Ontario MPP
- In office 1886–1898
- Preceded by: James Young
- Succeeded by: Daniel Burt
- Constituency: Brant North

Personal details
- Born: June 11, 1848 Aberdeenshire, Scotland
- Died: March 19, 1928 (aged 79) Montreal, Quebec
- Party: Liberal
- Spouse: Ellen Malcolmson ​(m. 1874)​
- Occupation: Businessman

= William Bruce Wood =

Canadian politician

William Bruce Wood (June 11, 1848 - March 19, 1928) was a manufacturer and political figure in Ontario, Canada. He represented Brant North in the Legislative Assembly of Ontario as a Liberal member from 1886 to 1895.
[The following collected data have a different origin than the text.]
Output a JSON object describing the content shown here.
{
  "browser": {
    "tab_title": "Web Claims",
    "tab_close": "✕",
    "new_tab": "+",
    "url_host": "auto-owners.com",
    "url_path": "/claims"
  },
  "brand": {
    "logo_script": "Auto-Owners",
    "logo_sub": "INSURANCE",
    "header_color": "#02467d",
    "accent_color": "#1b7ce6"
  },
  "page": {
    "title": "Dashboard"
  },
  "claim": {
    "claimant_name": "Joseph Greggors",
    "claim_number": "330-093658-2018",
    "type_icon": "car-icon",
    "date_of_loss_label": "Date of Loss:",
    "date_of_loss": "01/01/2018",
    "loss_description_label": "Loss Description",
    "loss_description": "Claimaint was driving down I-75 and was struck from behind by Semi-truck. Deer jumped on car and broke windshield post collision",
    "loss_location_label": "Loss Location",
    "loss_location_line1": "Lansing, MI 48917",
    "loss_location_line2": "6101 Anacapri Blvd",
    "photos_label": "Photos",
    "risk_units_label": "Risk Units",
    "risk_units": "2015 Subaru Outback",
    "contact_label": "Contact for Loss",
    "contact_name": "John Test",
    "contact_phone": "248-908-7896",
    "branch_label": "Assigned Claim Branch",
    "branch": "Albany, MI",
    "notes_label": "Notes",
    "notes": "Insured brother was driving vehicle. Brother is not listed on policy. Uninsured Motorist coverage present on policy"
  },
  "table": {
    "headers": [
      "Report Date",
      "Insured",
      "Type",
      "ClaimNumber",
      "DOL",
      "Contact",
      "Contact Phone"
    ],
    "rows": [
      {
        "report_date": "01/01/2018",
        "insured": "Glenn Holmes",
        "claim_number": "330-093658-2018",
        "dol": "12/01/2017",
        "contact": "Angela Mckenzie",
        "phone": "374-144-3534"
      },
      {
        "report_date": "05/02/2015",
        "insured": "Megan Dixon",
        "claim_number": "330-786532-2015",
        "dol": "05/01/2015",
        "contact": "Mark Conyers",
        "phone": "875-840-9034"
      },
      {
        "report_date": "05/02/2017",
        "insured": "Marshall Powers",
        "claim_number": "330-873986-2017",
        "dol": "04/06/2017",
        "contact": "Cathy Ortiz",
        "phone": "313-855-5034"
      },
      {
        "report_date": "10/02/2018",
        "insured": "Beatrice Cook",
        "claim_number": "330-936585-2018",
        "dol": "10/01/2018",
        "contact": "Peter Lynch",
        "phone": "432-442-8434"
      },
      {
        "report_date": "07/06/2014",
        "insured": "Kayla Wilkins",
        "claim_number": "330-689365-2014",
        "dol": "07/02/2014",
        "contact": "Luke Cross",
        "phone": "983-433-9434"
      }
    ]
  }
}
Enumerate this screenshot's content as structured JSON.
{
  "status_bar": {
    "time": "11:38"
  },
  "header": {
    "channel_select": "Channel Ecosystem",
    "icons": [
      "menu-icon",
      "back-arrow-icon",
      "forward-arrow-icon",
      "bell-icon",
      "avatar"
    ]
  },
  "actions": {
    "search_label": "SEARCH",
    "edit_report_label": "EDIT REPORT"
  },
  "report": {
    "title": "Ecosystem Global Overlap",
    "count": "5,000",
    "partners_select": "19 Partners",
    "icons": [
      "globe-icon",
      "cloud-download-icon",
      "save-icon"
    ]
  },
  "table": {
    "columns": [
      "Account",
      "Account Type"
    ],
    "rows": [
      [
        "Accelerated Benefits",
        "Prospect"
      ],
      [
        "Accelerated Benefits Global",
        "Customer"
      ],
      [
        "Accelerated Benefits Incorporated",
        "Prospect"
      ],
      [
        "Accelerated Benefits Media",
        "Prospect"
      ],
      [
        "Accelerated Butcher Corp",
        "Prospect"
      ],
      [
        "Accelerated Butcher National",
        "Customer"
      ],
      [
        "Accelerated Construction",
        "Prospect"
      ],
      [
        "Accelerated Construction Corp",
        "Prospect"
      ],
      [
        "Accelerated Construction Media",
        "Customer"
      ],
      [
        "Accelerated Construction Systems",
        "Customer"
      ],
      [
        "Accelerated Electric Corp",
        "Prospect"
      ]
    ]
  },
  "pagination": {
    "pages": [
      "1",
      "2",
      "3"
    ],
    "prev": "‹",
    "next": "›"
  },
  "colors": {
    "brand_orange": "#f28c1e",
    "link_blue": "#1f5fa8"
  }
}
He was born in Aberdeenshire, Scotland in 1848, the son of Alexander Wood, and came to Canada West in 1854 with his family. He was educated in Perth and London. He entered business as a sawmill and gristmill owner in St. George and was also a grain merchant. In 1874, Wood married Ellen Malcolmson. He served on the councils for South Dumfries Township and Brant County. Wood later served as government whip. In 1895, Wood introduced a bill to allow women to be admitted as barristers to the Law Society of Upper Canada. He retired due to poor health later that year and was named registrar for Brant County, serving in that post until 1905. Wood served as mayor of Brantford from 1909 to 1910. Soon afterwards, he moved to Montreal, where he served as president and general manager of Dominion Flour Mills.

He died in Montreal in 1928.

His brother David Beattie also served as mayor of Brantford.